Saturday, April 21, 2012

From Fear to Blending In

When the narrator first goes to college, his feelings towards whites are that of fear and inferiority. He feels he is not good enough for whites, and that he basically has to act the part of the slave. However, as he sees the example of other blacks and he moves to the "melting pot" city, his opinions start changing, and he begins to see that other option.

For instance, it is an important event in his day when he realized he "too had touched a white man and [he] felt that it had been disastrous." (114) Not even physical contact with a white was within his limits. For the narrator, Dr. Bledsoe was like a hero, as he was the only man he knew who could touch a white man with "impunity." The irony with which the reader is forced to read this highlights Ellison's opinion about the social constructs relating to blacks and whites. Ellison disagrees with the force that prohibits the narrator from touching a white man.

Even words that include the word "black" are considered a contradiction, as the narrator proposes when the orator talks about "a white blacksmith." (122) Talking about the underground escape of the race during slavery, the orator highlights how "their own have always helped their own." (123) Whites are represented as antagonists who don't even help the race, yet the white founders are to be treated as godlike. The inconsistencies that occur throughout the book with regards to black's opinion of whites confuse the reader as to what Ellison really wants us to think.

However, when the reader finally thinks all blacks are submissive to the power of whites, Ellison brings up Dr. Bledsoe, who says he "had to act the nigger." (143) To become the powerful man we know him to be, Dr. Bledsoe had to know and understand that he would be seen as a nigger, and as derogatory as the term would portray him, he had to live with it. By faking that he was no danger for powerful whites, Dr. Bledsoe was able to get where he is now.

This same idea is expressed by the vet when the narrator meets him again in his trip to New York. He very wisely says "play the game, but don't believe in it -- that much you owe yourself."(153) The relationship between blacks and whites is therefore represented as a game in which whites decide the rules and the winner, and some blacks follow along stupidly while others understand it and play along. They might even win the game, like Dr. Bledsoe did, if they learn to use it in their favor.

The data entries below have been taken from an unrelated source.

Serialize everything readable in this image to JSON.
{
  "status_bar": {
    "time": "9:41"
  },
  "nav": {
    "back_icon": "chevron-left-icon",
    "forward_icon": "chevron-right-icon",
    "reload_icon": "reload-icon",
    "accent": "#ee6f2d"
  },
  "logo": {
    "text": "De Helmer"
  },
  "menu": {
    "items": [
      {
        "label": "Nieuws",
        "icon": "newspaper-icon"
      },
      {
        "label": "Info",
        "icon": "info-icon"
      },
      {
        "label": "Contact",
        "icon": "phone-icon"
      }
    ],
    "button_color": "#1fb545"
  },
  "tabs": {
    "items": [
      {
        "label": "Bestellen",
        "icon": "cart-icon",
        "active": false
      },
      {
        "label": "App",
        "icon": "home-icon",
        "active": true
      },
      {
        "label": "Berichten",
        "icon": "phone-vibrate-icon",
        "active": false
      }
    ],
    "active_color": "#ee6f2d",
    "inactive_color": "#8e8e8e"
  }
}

After having such strong opinions about the white's and the black's place in the world, the narrator can't help but be surprised when he sees how different everything is "up north." "At the street intersection I had the shock of seeing a black policeman directing traffic--and there were white drivers who obeyed his signals as though it was the most natural thing in the world." (159) Seeing as this was probably normal already when Invisible Man was published, maybe Ellison did it this way so that the reader can't relate to the narrator's feelings.